The fact that Malaysians pretty much vacuum food into their bodies and are obsessed with it, and yet these voracious appetites cannot support mom-and-pop warongs and restaurants, is an ominous sign.
But this is Kampung Baru. And Chow Kit. These two places teem with life 24 hours a day. How can there be an increasing number of abandoned warongs and cafes?
One time, a friend and I were at the Central Market LRT station, when he pointed out a hotel. That’s one of the biggest whorehouses in KL, he said. I squinted over the tracks.
Do you see those people by the hotel windows?
I think so, I said.
Those are the sex workers, he said. Business is so bad that they now solicit in daylight, and in the open.
“And those are cheap hookers, you know.” He shook his head.
You may disagree with these examples of the country’s economy. “What, how can you equate the sex trade to our GNP! Those warongs? The food is horrible, supply stripped demand, wrong location, the owners tak laku,” you say.
I am not an economist, but those two nuggets piqued my curiosity.
Let’s talk about sex first. These sex workers service a clientele of migrant workers and working-class men. The hotel they operated from was right smack near Central Market, a hub of people coming, going.
The sex trade in Malaysia is not open (like most everywhere else, but in Muslim Malaysia it’s even more hidden). And now the sex workers are brandishing their wares openly in daylight.
If the migrant workers et al aren’t going to them, that means they are not being paid, or paid enough. Now this could be due to two things: employers not paying them at all, or pay has been cut. The fact that they can’t pay for cheap sex is a sign.
The food? It could be a whole host of things.
What I do know is that the feedback I get from friends who are qualified to work in economics, and understand it very well, is that our economy is political, and that it is also a “created” one.
According to a friend, the Malaysian economy in reality does not follow the global financial ups and downs. Look at our property market ― is an apartment in Mont Kiara really worth that much when the workmanship is so-so, even mediocre?
“Good workmanship is those old, steady apartments, like those Selangor Properties apartments in Jalan Bukit Tunku. Have you see the apartments in Damansara Perdana? Terrible!”
High street brands like Zara, Gap for example, are cheaper in their home countries. In Malaysia, a less than stellar cotton shirt from these brands cost about RM200. Yes, yes, exchange rate is high, there’re overheads to think about…
I was also told that we import 70 per cent of our food. If that is true, what is happening to our agricultural industries? Why are we importing food when we have an abundance of land, and also skilled workers? Can someone help clarify?
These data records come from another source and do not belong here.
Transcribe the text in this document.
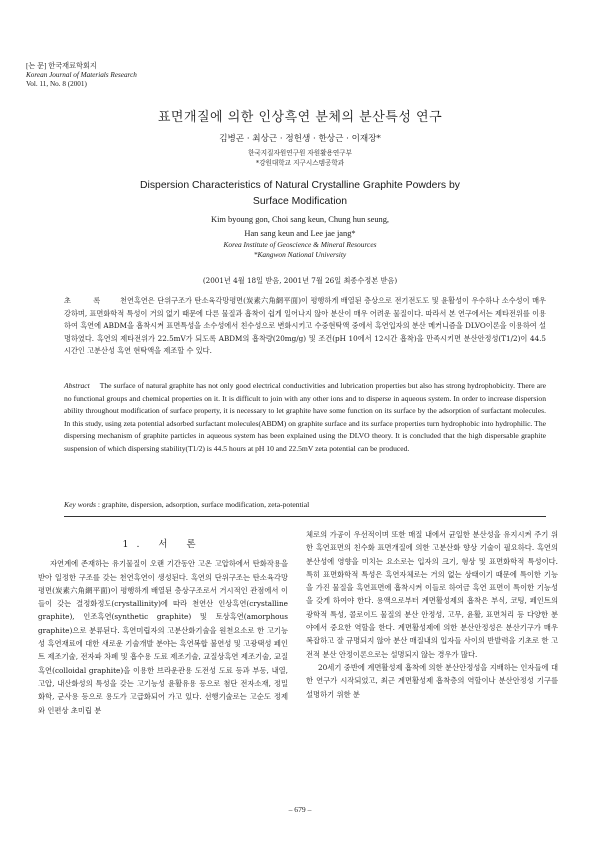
[논 문] 한국재료학회지
Korean Journal of Materials Research
Vol. 11, No. 8 (2001)
표면개질에 의한 인상흑연 분체의 분산특성 연구
김병곤 · 최상근 · 정헌생 · 한상근 · 이재장*
한국지질자원연구원 자원활용연구부
*강원대학교 지구시스템공학과
Dispersion Characteristics of Natural Crystalline Graphite Powders by
Surface Modification
Kim byoung gon, Choi sang keun, Chung hun seung,
Han sang keun and Lee jae jang*
Korea Institute of Geoscience & Mineral Resources
*Kangwon National University
(2001년 4월 18일 받음, 2001년 7월 26일 최종수정본 받음)
초 록 천연흑연은 단위구조가 탄소육각망평면(炭素六角網平面)이 평행하게 배열된 층상으로 전기전도도 및 윤활성이 우수하나 소수성이 매우 강하며, 표면화학적 특성이 거의 없기 때문에 다른 물질과 흡착이 쉽게 일어나지 않아 분산이 매우 어려운 물질이다. 따라서 본 연구에서는 제타전위를 이용하여 흑연에 ABDM을 흡착시켜 표면특성을 소수성에서 친수성으로 변화시키고 수중현탁액 중에서 흑연입자의 분산 메커니즘을 DLVO이론을 이용하여 설명하였다. 흑연의 제타전위가 22.5mV가 되도록 ABDM의 흡착량(20mg/g) 및 조건(pH 10에서 12시간 흡착)을 만족시키면 분산안정성(T1/2)이 44.5시간인 고분산성 흑연 현탁액을 제조할 수 있다.
Abstract The surface of natural graphite has not only good electrical conductivities and lubrication properties but also has strong hydrophobicity. There are no functional groups and chemical properties on it. It is difficult to join with any other ions and to disperse in aqueous system. In order to increase dispersion ability throughout modification of surface property, it is necessary to let graphite have some function on its surface by the adsorption of surfactant molecules. In this study, using zeta potential adsorbed surfactant molecules(ABDM) on graphite surface and its surface properties turn hydrophobic into hydrophilic. The dispersing mechanism of graphite particles in aqueous system has been explained using the DLVO theory. It is concluded that the high dispersable graphite suspension of which dispersing stability(T1/2) is 44.5 hours at pH 10 and 22.5mV zeta potential can be produced.
Key words : graphite, dispersion, adsorption, surface modification, zeta-potential
1. 서 론

자연계에 존재하는 유기물질이 오랜 기간동안 고온 고압하에서 탄화작용을 받아 일정한 구조를 갖는 천연흑연이 생성된다. 흑연의 단위구조는 탄소육각망평면(炭素六角網平面)이 평행하게 배열된 층상구조로서 거시적인 관점에서 이들이 갖는 결정화정도(crystallinity)에 따라 천연산 인상흑연(crystalline graphite), 인조흑연(synthetic graphite) 및 토상흑연(amorphous graphite)으로 분류된다. 흑연미립자의 고분산화기술을 원천요소로 한 고기능성 흑연재료에 대한 새로운 기술개발 분야는 흑연복합 불연성 및 고광택성 페인트 제조기술, 전자파 차폐 및 흡수용 도료 제조기술, 교질상흑연 제조기술, 교질흑연(colloidal graphite)을 이용한 브라운관용 도전성 도료 등과 부동, 내열, 고압, 내산화성의 특성을 갖는 고기능성 윤활유용 등으로 첨단 전자소재, 정밀화학, 군사용 등으로 용도가 고급화되어 가고 있다. 선행기술로는 고순도 정제와 인편상 초미립 분

체로의 가공이 우선적이며 또한 매질 내에서 균일한 분산성을 유지시켜 주기 위한 흑연표면의 친수화 표면개질에 의한 고분산화 향상 기술이 필요하다. 흑연의 분산성에 영향을 미치는 요소로는 입자의 크기, 형상 및 표면화학적 특성이다. 특히 표면화학적 특성은 흑연자체로는 거의 없는 상태이기 때문에 특이한 기능을 가진 물질을 흑연표면에 흡착시켜 이들로 하여금 흑연 표면이 특이한 기능성을 갖게 하여야 한다. 용액으로부터 계면활성제의 흡착은 부식, 코팅, 페인트의 광학적 특성, 콜로이드 물질의 분산 안정성, 고무, 윤활, 표면처리 등 다양한 분야에서 중요한 역할을 한다. 계면활성제에 의한 분산안정성은 분산기구가 매우 복잡하고 잘 규명되지 않아 분산 매질내의 입자들 사이의 반발력을 기초로 한 고전적 분산 안정이론으로는 설명되지 않는 경우가 많다.

20세기 중반에 계면활성제 흡착에 의한 분산안정성을 지배하는 인자들에 대한 연구가 시작되었고, 최근 계면활성제 흡착층의 역할이나 분산안정성 기구를 설명하기 위한 분

– 679 –
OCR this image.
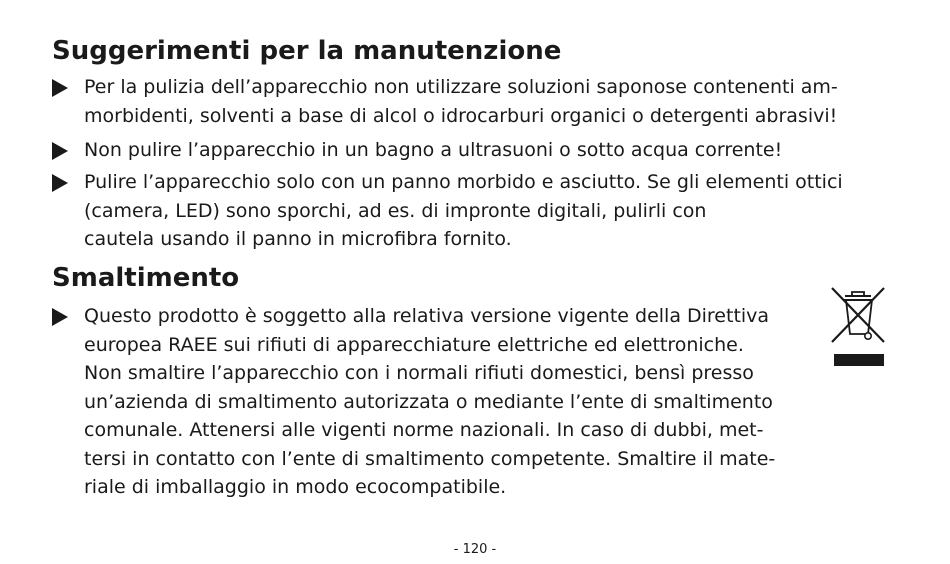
Suggerimenti per la manutenzione

Per la pulizia dell’apparecchio non utilizzare soluzioni saponose contenenti am-
morbidenti, solventi a base di alcol o idrocarburi organici o detergenti abrasivi!

Non pulire l’apparecchio in un bagno a ultrasuoni o sotto acqua corrente!

Pulire l’apparecchio solo con un panno morbido e asciutto. Se gli elementi ottici
(camera, LED) sono sporchi, ad es. di impronte digitali, pulirli con
cautela usando il panno in microfibra fornito.

Smaltimento

Questo prodotto è soggetto alla relativa versione vigente della Direttiva
europea RAEE sui rifiuti di apparecchiature elettriche ed elettroniche.
Non smaltire l’apparecchio con i normali rifiuti domestici, bensì presso
un’azienda di smaltimento autorizzata o mediante l’ente di smaltimento
comunale. Attenersi alle vigenti norme nazionali. In caso di dubbi, met-
tersi in contatto con l’ente di smaltimento competente. Smaltire il mate-
riale di imballaggio in modo ecocompatibile.

- 120 -
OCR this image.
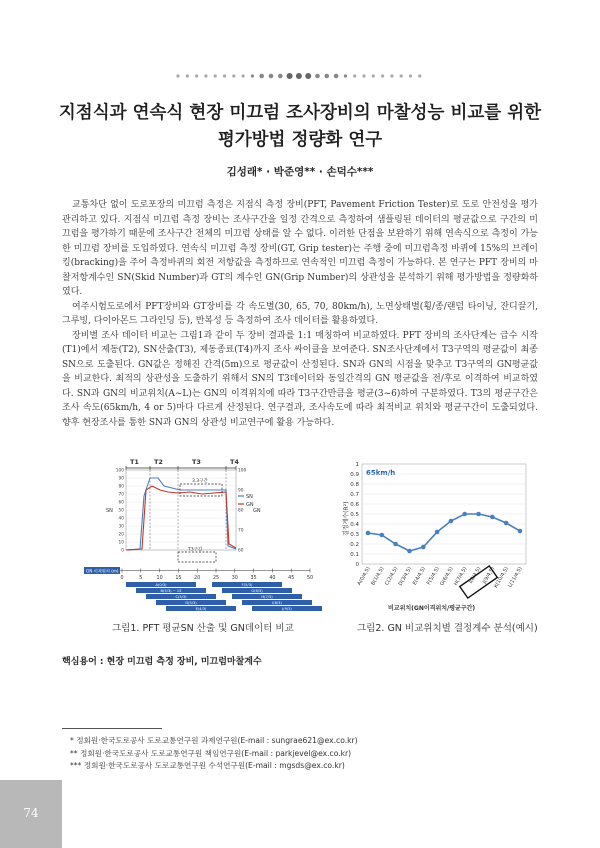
지점식과 연속식 현장 미끄럼 조사장비의 마찰성능 비교를 위한
평가방법 정량화 연구
김성래* · 박준영** · 손덕수***

교통차단 없이 도로포장의 미끄럼 측정은 지점식 측정 장비(PFT, Pavement Friction Tester)로 도로 안전성을 평가 관리하고 있다. 지점식 미끄럼 측정 장비는 조사구간을 일정 간격으로 측정하여 샘플링된 데이터의 평균값으로 구간의 미끄럼을 평가하기 때문에 조사구간 전체의 미끄럼 상태를 알 수 없다. 이러한 단점을 보완하기 위해 연속식으로 측정이 가능한 미끄럼 장비를 도입하였다. 연속식 미끄럼 측정 장비(GT, Grip tester)는 주행 중에 미끄럼측정 바퀴에 15%의 브레이킹(bracking)을 주어 측정바퀴의 회전 저항값을 측정하므로 연속적인 미끄럼 측정이 가능하다. 본 연구는 PFT 장비의 마찰저항계수인 SN(Skid Number)과 GT의 계수인 GN(Grip Number)의 상관성을 분석하기 위해 평가방법을 정량화하였다.

여주시험도로에서 PFT장비와 GT장비를 각 속도별(30, 65, 70, 80km/h), 노면상태별(횡/종/랜덤 타이닝, 잔디끌기, 그루빙, 다이아몬드 그라인딩 등), 반복성 등 측정하여 조사 데이터를 활용하였다.

장비별 조사 데이터 비교는 그림1과 같이 두 장비 결과를 1:1 매칭하여 비교하였다. PFT 장비의 조사단계는 급수 시작(T1)에서 제동(T2), SN산출(T3), 제동종료(T4)까지 조사 싸이클을 보여준다. SN조사단계에서 T3구역의 평균값이 최종 SN으로 도출된다. GN값은 정해진 간격(5m)으로 평균값이 산정된다. SN과 GN의 시점을 맞추고 T3구역의 GN평균값을 비교한다. 최적의 상관성을 도출하기 위해서 SN의 T3데이터와 동일간격의 GN 평균값을 전/후로 이격하여 비교하였다. SN과 GN의 비교위치(A~L)는 GN의 이격위치에 따라 T3구간만큼을 평균(3~6)하여 구분하였다. T3의 평균구간은 조사 속도(65km/h, 4 or 5)마다 다르게 산정된다. 연구결과, 조사속도에 따라 최적비교 위치와 평균구간이 도출되었다. 향후 현장조사를 통한 SN과 GN의 상관성 비교연구에 활용 가능하다.

T1 T2	T3	T4
100
90
80
70
60
50
40
30
20
10
0
100
90
80
70
60
SN	GN
3.3구간
SN
GN
T3구간
GN 이격위치 (m)
0	5	10	15	20	25	30	35	40	45	50
A(0/3)	F(5/3)
B(5/3) ~ 13	G(6/3)
C(5/3)	H(7/3)
D(5/3)	I(8/3)
E(4/3)	J(9/3)
그림1. PFT 평균SN 산출 및 GN데이터 비교
결정계수(R²)
0
0.1
0.2
0.3
0.4
0.5
0.6
0.7
0.8
0.9
1
65km/h
A(0/4,5)
B(1/4,5)
C(2/4,5)
D(3/4,5)
E(4/4,5)
F(5/4,5)
G(6/4,5)
H(7/4,5) I(8/4,5) J(9/4,5)
K(10/4,5)
L(11/4,5)
비교위치(GN이격위치/평균구간)
그림2. GN 비교위치별 결정계수 분석(예시)
핵심용어 : 현장 미끄럼 측정 장비, 미끄럼마찰계수
* 정회원·한국도로공사 도로교통연구원 과제연구원(E-mail : sungrae621@ex.co.kr)
** 정회원·한국도로공사 도로교통연구원 책임연구원(E-mail : parkjevel@ex.co.kr)
*** 정회원·한국도로공사 도로교통연구원 수석연구원(E-mail : mgsds@ex.co.kr)
74
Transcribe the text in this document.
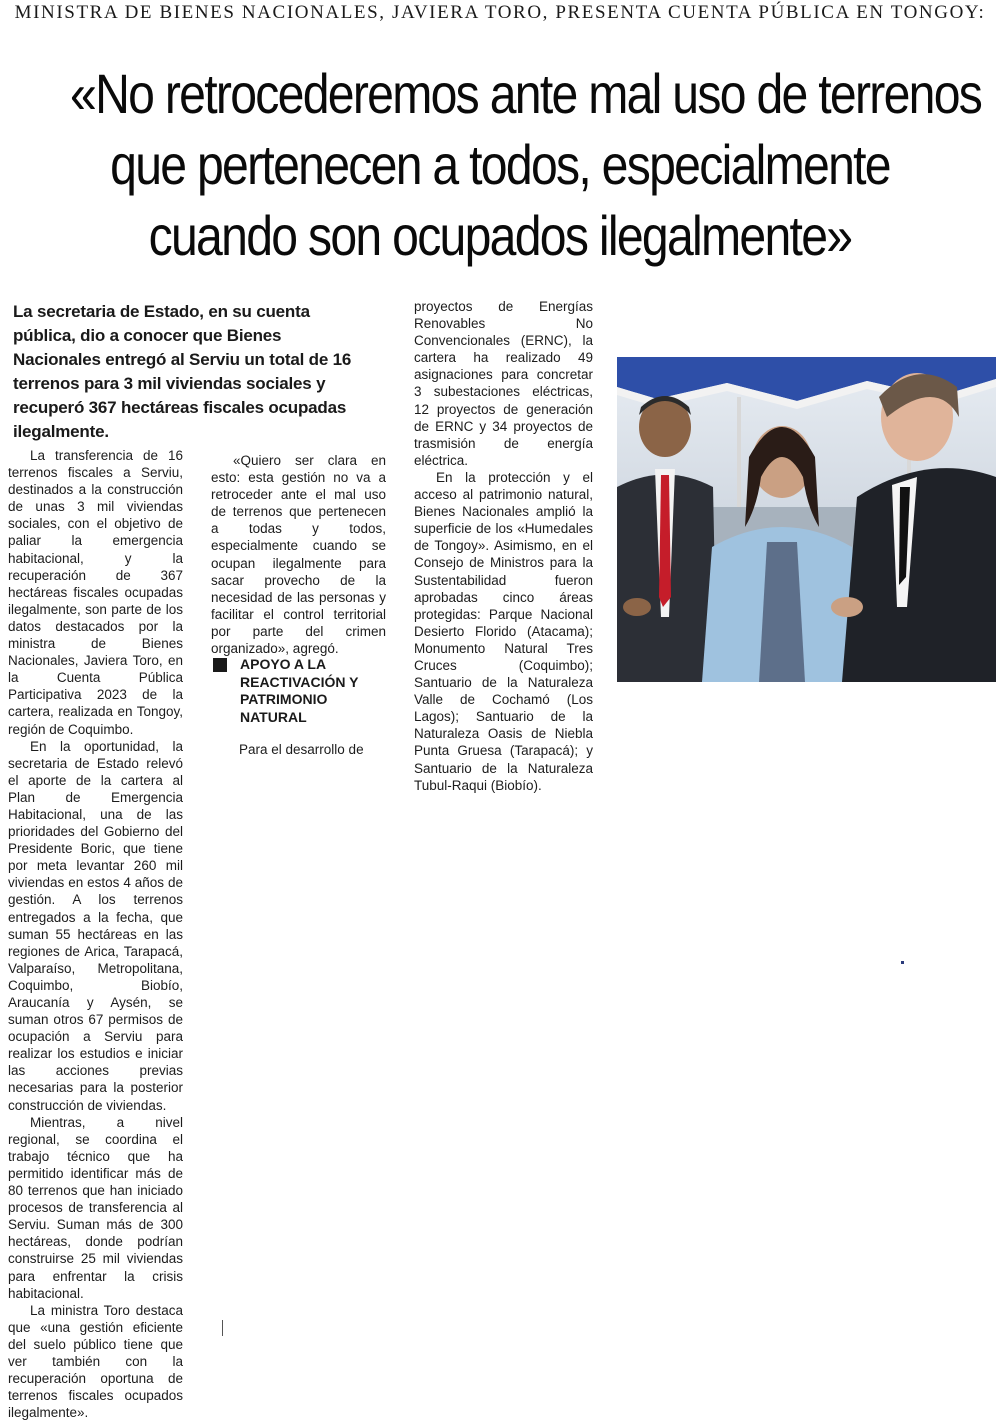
MINISTRA DE BIENES NACIONALES, JAVIERA TORO, PRESENTA CUENTA PÚBLICA EN TONGOY:
«No retrocederemos ante mal uso de terrenos
que pertenecen a todos, especialmente
cuando son ocupados ilegalmente»
La secretaria de Estado, en su cuenta pública, dio a conocer que Bienes Nacionales entregó al Serviu un total de 16 terrenos para 3 mil viviendas sociales y recuperó 367 hectáreas fiscales ocupadas ilegalmente.

La transferencia de 16 terrenos fiscales a Serviu, destinados a la construcción de unas 3 mil viviendas sociales, con el objetivo de paliar la emergencia habitacional, y la recuperación de 367 hectáreas fiscales ocupadas ilegalmente, son parte de los datos destacados por la ministra de Bienes Nacionales, Javiera Toro, en la Cuenta Pública Participativa 2023 de la cartera, realizada en Tongoy, región de Coquimbo.

En la oportunidad, la secretaria de Estado relevó el aporte de la cartera al Plan de Emergencia Habitacional, una de las prioridades del Gobierno del Presidente Boric, que tiene por meta levantar 260 mil viviendas en estos 4 años de gestión. A los terrenos entregados a la fecha, que suman 55 hectáreas en las regiones de Arica, Tarapacá, Valparaíso, Metropolitana, Coquimbo, Biobío, Araucanía y Aysén, se suman otros 67 permisos de ocupación a Serviu para realizar los estudios e iniciar las acciones previas necesarias para la posterior construcción de viviendas.

Mientras, a nivel regional, se coordina el trabajo técnico que ha permitido identificar más de 80 terrenos que han iniciado procesos de transferencia al Serviu. Suman más de 300 hectáreas, donde podrían construirse 25 mil viviendas para enfrentar la crisis habitacional.

La ministra Toro destaca que «una gestión eficiente del suelo público tiene que ver también con la recuperación oportuna de terrenos fiscales ocupados ilegalmente».

«Quiero ser clara en esto: esta gestión no va a retroceder ante el mal uso de terrenos que pertenecen a todas y todos, especialmente cuando se ocupan ilegalmente para sacar provecho de la necesidad de las personas y facilitar el control territorial por parte del crimen organizado», agregó.

APOYO A LA REACTIVACIÓN Y PATRIMONIO NATURAL

Para el desarrollo de

proyectos de Energías Renovables No Convencionales (ERNC), la cartera ha realizado 49 asignaciones para concretar 3 subestaciones eléctricas, 12 proyectos de generación de ERNC y 34 proyectos de trasmisión de energía eléctrica.

En la protección y el acceso al patrimonio natural, Bienes Nacionales amplió la superficie de los «Humedales de Tongoy». Asimismo, en el Consejo de Ministros para la Sustentabilidad fueron aprobadas cinco áreas protegidas: Parque Nacional Desierto Florido (Atacama); Monumento Natural Tres Cruces (Coquimbo); Santuario de la Naturaleza Valle de Cochamó (Los Lagos); Santuario de la Naturaleza Oasis de Niebla Punta Gruesa (Tarapacá); y Santuario de la Naturaleza Tubul-Raqui (Biobío).
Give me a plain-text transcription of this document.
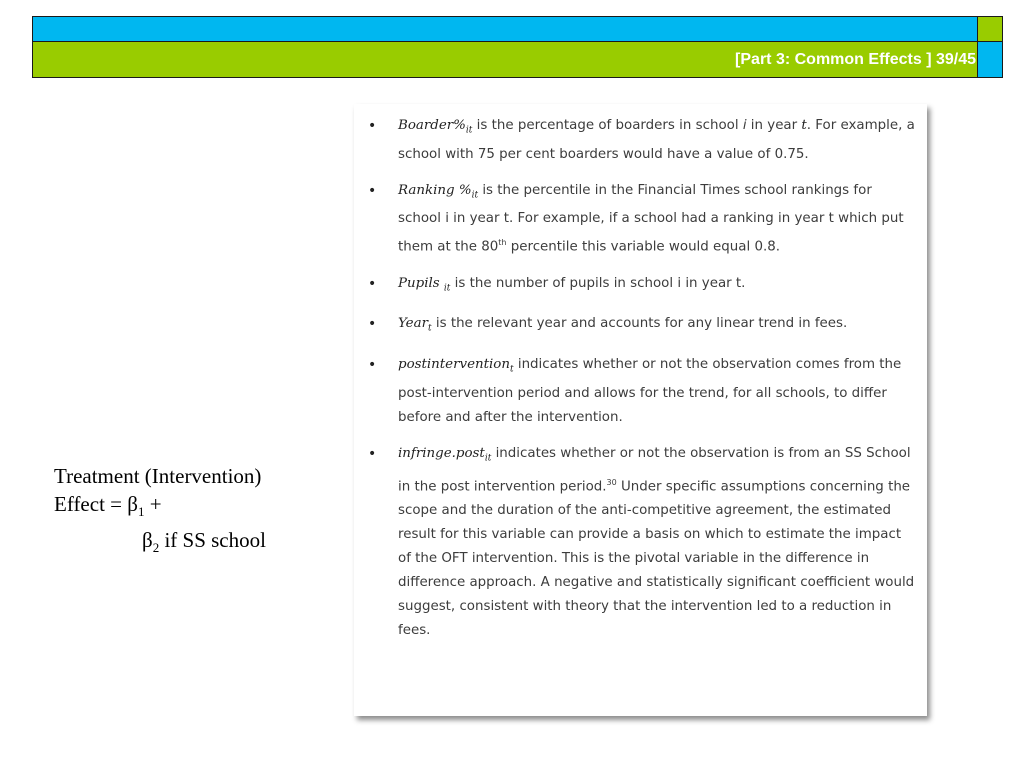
[Part 3: Common Effects ] 39/45
Treatment (Intervention)
Effect = $\beta_1$ +
$\beta_2$ if SS school
• $Boarder\%_{it}$ is the percentage of boarders in school i in year t. For example, a school with 75 per cent boarders would have a value of 0.75.
• Ranking $\%_{it}$ is the percentile in the Financial Times school rankings for school i in year t. For example, if a school had a ranking in year t which put them at the 80th percentile this variable would equal 0.8.
• Pupils $_{it}$ is the number of pupils in school i in year t.
• Year$_t$ is the relevant year and accounts for any linear trend in fees.
• postintervention$_t$ indicates whether or not the observation comes from the post-intervention period and allows for the trend, for all schools, to differ before and after the intervention.
• infringe.post$_{it}$ indicates whether or not the observation is from an SS School in the post intervention period.$^{30}$ Under specific assumptions concerning the scope and the duration of the anti-competitive agreement, the estimated result for this variable can provide a basis on which to estimate the impact of the OFT intervention. This is the pivotal variable in the difference in difference approach. A negative and statistically significant coefficient would suggest, consistent with theory that the intervention led to a reduction in fees.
That night, when we finally had our dinner, we agreed that we would have to create our own pension plans, and that the truth was that Malaysia was not going to support our enterprises. There were more opportunities in the region: Indonesia, Myanmar, Vietnam. They are robust. We have been mollycoddled for so long that we are complacent.
“So. If the Opposition has greater presence, or takes over Putrajaya, will our economy flourish?” I asked.
“Good question. Different, you know, running a state and at federal level. And remember, our economy is political. But I suppose, one must hope.”
And when everything fails, there’s always Maggi Mee.